News of the decision had emerged late Thursday when Bloomberg News reported about it. Comcast and Time Warner Cable representatives had declined to comment on Thursday, but on Friday confirmed the decision to abandon the combination.


"Today, we move on," Comcast chairman and CEO Brian Roberts said. "Of course, we would have liked to bring our great products to new cities, but we structured this deal so that if the government didn’t agree, we could walk away." The deal didn't include a break-up fee like other deals.

He added: "Comcast NBCUniversal is a unique company with strong momentum. Throughout this entire process, our employees have kept their eye on the ball and we have had fantastic operating results. I want to thank them and the employees of Time Warner Cable for their tireless efforts."

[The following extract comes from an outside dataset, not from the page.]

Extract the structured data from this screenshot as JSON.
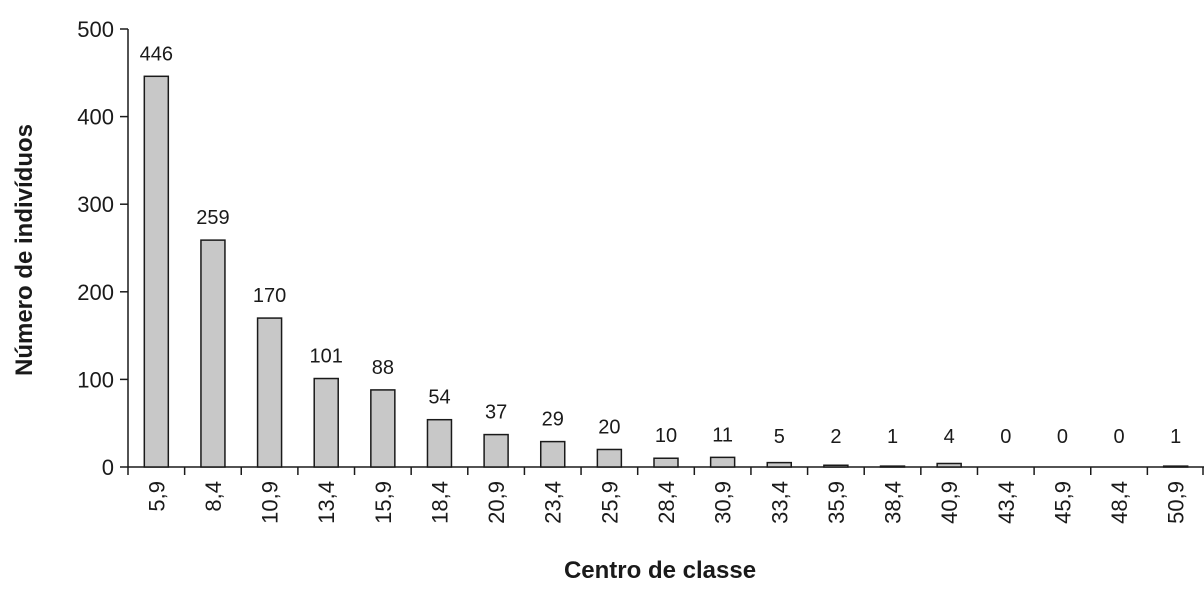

Concluded Roberts: "I couldn’t be more proud of this company and I am truly excited for what’s next.”

Time Warner Cable in a statement highlighted that the companies have "mutually agreed to terminate their merger agreement." Also affected is a deal under which Charter Communications would have acquired cable systems from the combined company. It was contingent on the Comcast-TWC deal being completed.

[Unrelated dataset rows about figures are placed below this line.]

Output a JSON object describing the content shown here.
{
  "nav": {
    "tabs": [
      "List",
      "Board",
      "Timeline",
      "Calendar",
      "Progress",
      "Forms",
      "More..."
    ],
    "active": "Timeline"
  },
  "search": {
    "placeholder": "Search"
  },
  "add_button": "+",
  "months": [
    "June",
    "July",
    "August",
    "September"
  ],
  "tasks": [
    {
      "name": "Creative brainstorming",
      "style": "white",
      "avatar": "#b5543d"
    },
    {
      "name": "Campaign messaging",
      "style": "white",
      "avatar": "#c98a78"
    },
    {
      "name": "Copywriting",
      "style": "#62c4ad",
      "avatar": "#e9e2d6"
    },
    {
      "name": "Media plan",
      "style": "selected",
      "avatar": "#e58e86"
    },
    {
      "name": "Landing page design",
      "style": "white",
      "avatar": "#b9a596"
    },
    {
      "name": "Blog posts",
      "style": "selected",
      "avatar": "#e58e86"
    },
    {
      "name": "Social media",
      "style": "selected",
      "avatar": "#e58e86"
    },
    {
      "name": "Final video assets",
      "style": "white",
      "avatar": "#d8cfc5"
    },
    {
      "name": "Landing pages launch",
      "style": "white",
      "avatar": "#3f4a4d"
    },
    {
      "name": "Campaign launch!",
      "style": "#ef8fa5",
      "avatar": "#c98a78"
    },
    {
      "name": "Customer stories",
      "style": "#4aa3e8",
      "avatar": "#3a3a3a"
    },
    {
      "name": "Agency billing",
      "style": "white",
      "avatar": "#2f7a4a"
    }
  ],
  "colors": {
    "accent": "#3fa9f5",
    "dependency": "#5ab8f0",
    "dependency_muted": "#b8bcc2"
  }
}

Time Warner Cable chairman and CEO Robert Marcus said Friday: "We have always believed that Time Warner Cable is a one-of-a-kind asset. We are strong and getting stronger. Throughout this process, we’ve been laser focused on executing our operating plan and investing in our plant, products and people to deliver great experiences to our customers. Through our strong operational execution and smart capital allocation, we are confident we will continue to create significant value for shareholders."

He added: “I’m extremely proud of the professionalism, dedication and resiliency our 55,000 employees have shown over the past year and thank them for their continued commitment to Time Warner Cable."

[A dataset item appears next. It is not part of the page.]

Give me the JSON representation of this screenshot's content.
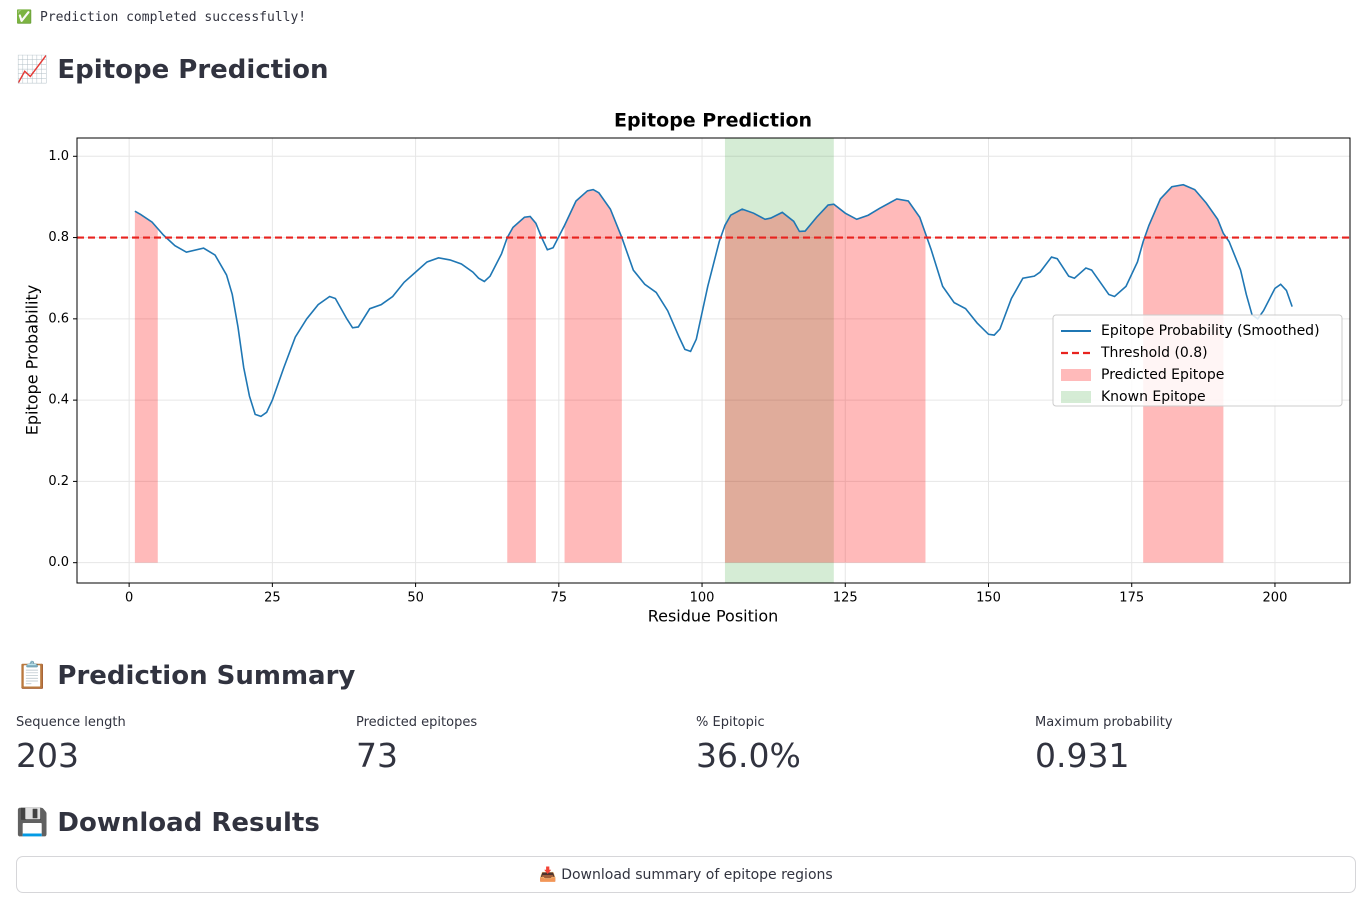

The FCC had on Wednesday signaled that it had key concerns about the deal. It was planning a "hearing designation order" that would have put the issue into the hands of an administrative-law judge. In addition, the U.S. Department of Justice has also reportedly had concerns as had many consumer-advocate groups, which had criticized the proposed deal.?

Wunderlich Securities analyst Matthew Harrigan said that even without the TWC deal, Comcast's stock remains appealing as the company has solid business trends. "Comcast rides off into the sunset with still big upside off NBC TV, Universal Pictures and [theme] parks," he said.?

He and others predict that Charter Communications, in which John Malone's Liberty Broadband owns a big stake, will now make good on its past comments that it would consider a second run at TWC if the Comcast deal doesn't go through. Charter had lost out to Comcast in a bid for TWC, but then struck a deal to buy some cable systems from the merged company.

Charter and Liberty will "enthusiastically look at buying all of TWC," Harrigan predicted.??

"Charter’s business prospects to create new customers remain fundamentally unchanged," said Charter president and CEO Tom Rutledge. "We continue to innovate on our networks in ways that will enhance the experience of our customers and drive value for our shareholders. Innovations like our universally compatible, cloud-based Spectrum guide, World Box and standards-based downloadable security make our services the type of experiences today’s customers demand. We will continue to drive growth through innovation in our current footprint and we will continue to evaluate investment opportunities that arise through scale."

Charter recently agreed to acquire Bright House Networks, the sixth-largest U.S. cable operator with approximately 2 million video customers in central Florida, Alabama, Indiana, Michigan and California, for $10.4 billion. The deal was, among other things, contingent on the Comcast-TWC deal and related transaction with Charter going through. Charter and Bright House have a period though during which they can decide whether to go ahead with the deal now that the Comcast transaction has been abandoned.